Assessment Of Deposition By Gamma Scintigraphy

One of the most convenient methods to assess the pattern of distribution of therapeutic aerosols in the lung is by the use of gamma scintigraphy18. This can measure deposition in the lung, oropharynx and stomach. A critical feature for the success of gamma scintigraphy is a meticulously validated radiolabelling process to give confidence that the radiolabel is behaving in a manner which is representative of the system under study. Conventional planar gamma scintigraphy does not allow clear distinction between central and peripheral deposition since there is an overlay of structures e.g. alveoli, small and large airways, which is most marked centrally. Single photon emission computed tomography (SPECT)19 and positron emission tomography, (PET) have the potential to give more detailed data on regional lung deposition as the image they provide is three-dimensional. Currently these techniques are more expensive and employ higher radiation doses, so are less widely used than planar imaging.

The procedures used for planar scintigraphic assessment of deposition are straightforward. The patient is given the appropriate number of doses of labelled formulation containing 1-2 MBq of activity, usually with a specified inhalation technique, and is then imaged with anterior and posterior views for 30 seconds to 1 minute. There is little point in performing kinetic studies of activity decay over longer periods since it is extremely difficult to ensure that the movement of the label in vivo represents a measurement of any useful physiological or formulation behaviour. If simultaneous pharmacokinetic studies are to be performed, the 'charcoal block' technique can be used, in which the subject is given a charcoal suspension drink prior to administration of the formulation. The object of this is to absorb any drug which may be swallowed and absorbed by the normal gastrointestinal route.

In order to facilitate the construction of regions of interest in the images, krypton 81m gas is commonly used to show the total ventilated area of the lungs.

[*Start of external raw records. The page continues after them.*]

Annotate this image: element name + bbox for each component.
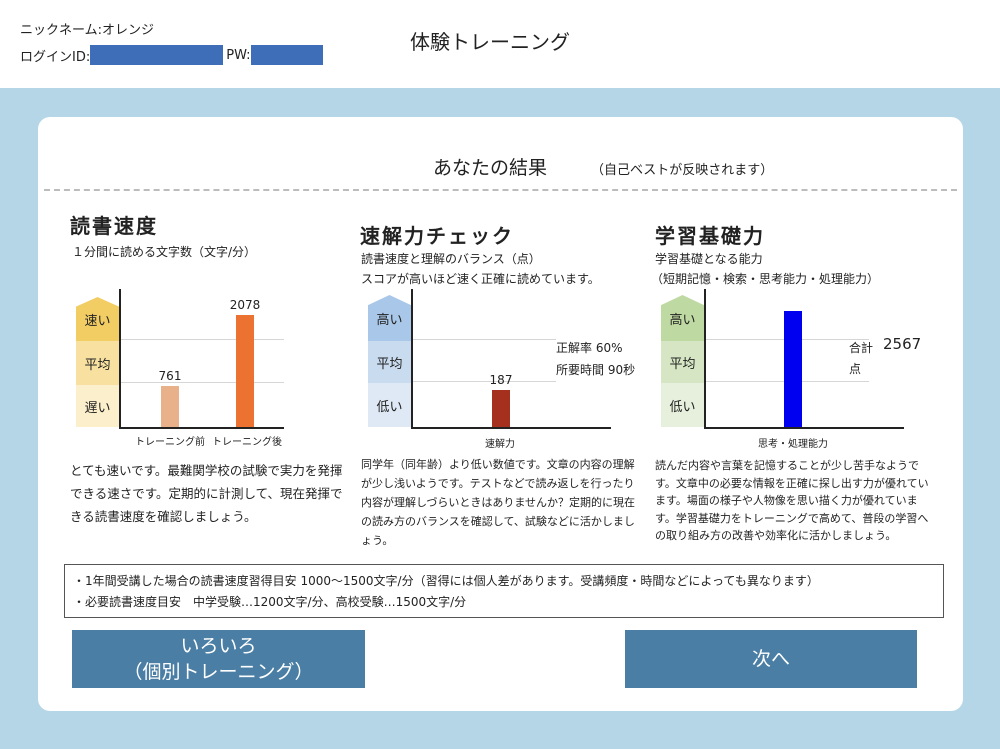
tier-high: 高い: [368, 295, 411, 341]
divider: [44, 189, 957, 191]
reading-speed-desc: １分間に読める文字数（文字/分）: [72, 245, 257, 259]
bar-learning: [784, 311, 802, 427]
tier-low: 低い: [661, 383, 704, 427]
learning-title: 学習基礎力: [655, 224, 765, 248]
bar-value-before: 761: [158, 369, 182, 384]
tier-average: 平均: [76, 341, 119, 385]
result-subtitle: （自己ベストが反映されます）: [591, 163, 774, 178]
unit-label: 点: [849, 362, 862, 376]
note-line-2: ・必要読書速度目安 中学受験…1200文字/分、高校受験…1500文字/分: [73, 595, 467, 609]
result-title: あなたの結果: [433, 157, 548, 179]
reading-speed-comment: とても速いです。最難関学校の試験で実力を発揮できる速さです。定期的に計測して、現…: [70, 463, 343, 524]
login-id-masked: [90, 45, 224, 65]
individual-training-label-2: （個別トレーニング）: [123, 661, 314, 683]
accuracy-title: 速解力チェック: [360, 224, 514, 248]
password-label: PW:: [226, 47, 251, 63]
bar-before-training: [161, 386, 179, 427]
individual-training-label-1: いろいろ: [180, 635, 257, 657]
password-masked: [250, 45, 323, 65]
x-label-after: トレーニング後: [212, 437, 282, 448]
header-bar: ニックネーム:オレンジ ログインID: PW: 体験トレーニング: [0, 0, 1000, 88]
accuracy-desc-1: 読書速度と理解のバランス（点）: [361, 252, 541, 266]
x-label-before: トレーニング前: [135, 437, 205, 448]
total-label: 合計: [849, 341, 874, 355]
accuracy-comment: 同学年（同年齢）より低い数値です。文章の内容の理解が少し浅いようです。テストなど…: [361, 458, 636, 547]
total-value: 2567: [883, 335, 922, 353]
next-button-label: 次へ: [751, 648, 790, 670]
tier-average: 平均: [368, 341, 411, 383]
correct-rate: 正解率 60%: [556, 341, 623, 355]
learning-desc-1: 学習基礎となる能力: [655, 252, 763, 266]
individual-training-button[interactable]: いろいろ （個別トレーニング）: [72, 630, 365, 688]
next-button[interactable]: 次へ: [625, 630, 917, 688]
learning-desc-2: （短期記憶・検索・思考能力・処理能力）: [651, 272, 880, 286]
nickname-label: ニックネーム:オレンジ: [20, 23, 154, 38]
x-label-accuracy: 速解力: [485, 439, 515, 450]
note-line-1: ・1年間受講した場合の読書速度習得目安 1000～1500文字/分（習得には個人…: [73, 574, 819, 588]
result-card: あなたの結果 （自己ベストが反映されます） 読書速度 １分間に読める文字数（文字…: [38, 117, 963, 711]
tier-low: 低い: [368, 383, 411, 427]
app-title: 体験トレーニング: [410, 30, 570, 54]
bar-after-training: [236, 315, 254, 427]
tier-high: 高い: [661, 295, 704, 341]
tier-fast: 速い: [76, 297, 119, 341]
bar-value-after: 2078: [229, 298, 261, 313]
login-id-label: ログインID:: [20, 49, 91, 65]
bar-value-accuracy: 187: [489, 372, 513, 387]
learning-comment: 読んだ内容や言葉を記憶することが少し苦手なようです。文章中の必要な情報を正確に探…: [655, 459, 929, 542]
bar-accuracy: [492, 389, 510, 427]
login-row: ログインID: PW:: [20, 45, 323, 65]
time-required: 所要時間 90秒: [556, 363, 636, 377]
tier-average: 平均: [661, 341, 704, 383]
tier-slow: 遅い: [76, 385, 119, 427]
reading-speed-title: 読書速度: [70, 214, 158, 238]
notes-box: ・1年間受講した場合の読書速度習得目安 1000～1500文字/分（習得には個人…: [64, 564, 944, 618]
accuracy-desc-2: スコアが高いほど速く正確に読めています。: [361, 272, 600, 286]
x-label-learning: 思考・処理能力: [758, 439, 828, 450]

This radioactive gas has a half-life of 13 seconds and therefore the subject is imaged while breathing in the gas from a generator. This area can then be compared to the deposition of radiolabel from a test system. The region of interest can be drawn around the whole lung volume, but it is more common to divide the lung into central and peripheral areas, despite the fact that some peripheral areas must overlie the central area due to the viewing projection. The ratio of peripheral to central deposition is usually termed a 'penetration index'.

Studies based on 3-dimensional acquisition such as SPECT are performed in a similar manner but using a much higher (>100 MBq) activity level. Perring and coworkers19 combined this technique with CT imaging of the lungs and used computer-based methods to transform the data to a concentric-shell lung model, and were thus able to provide a much more rigorous analysis of lung penetration. At present however the technique is considerably more specialized than planar imaging, which is used for the majority of routine studies.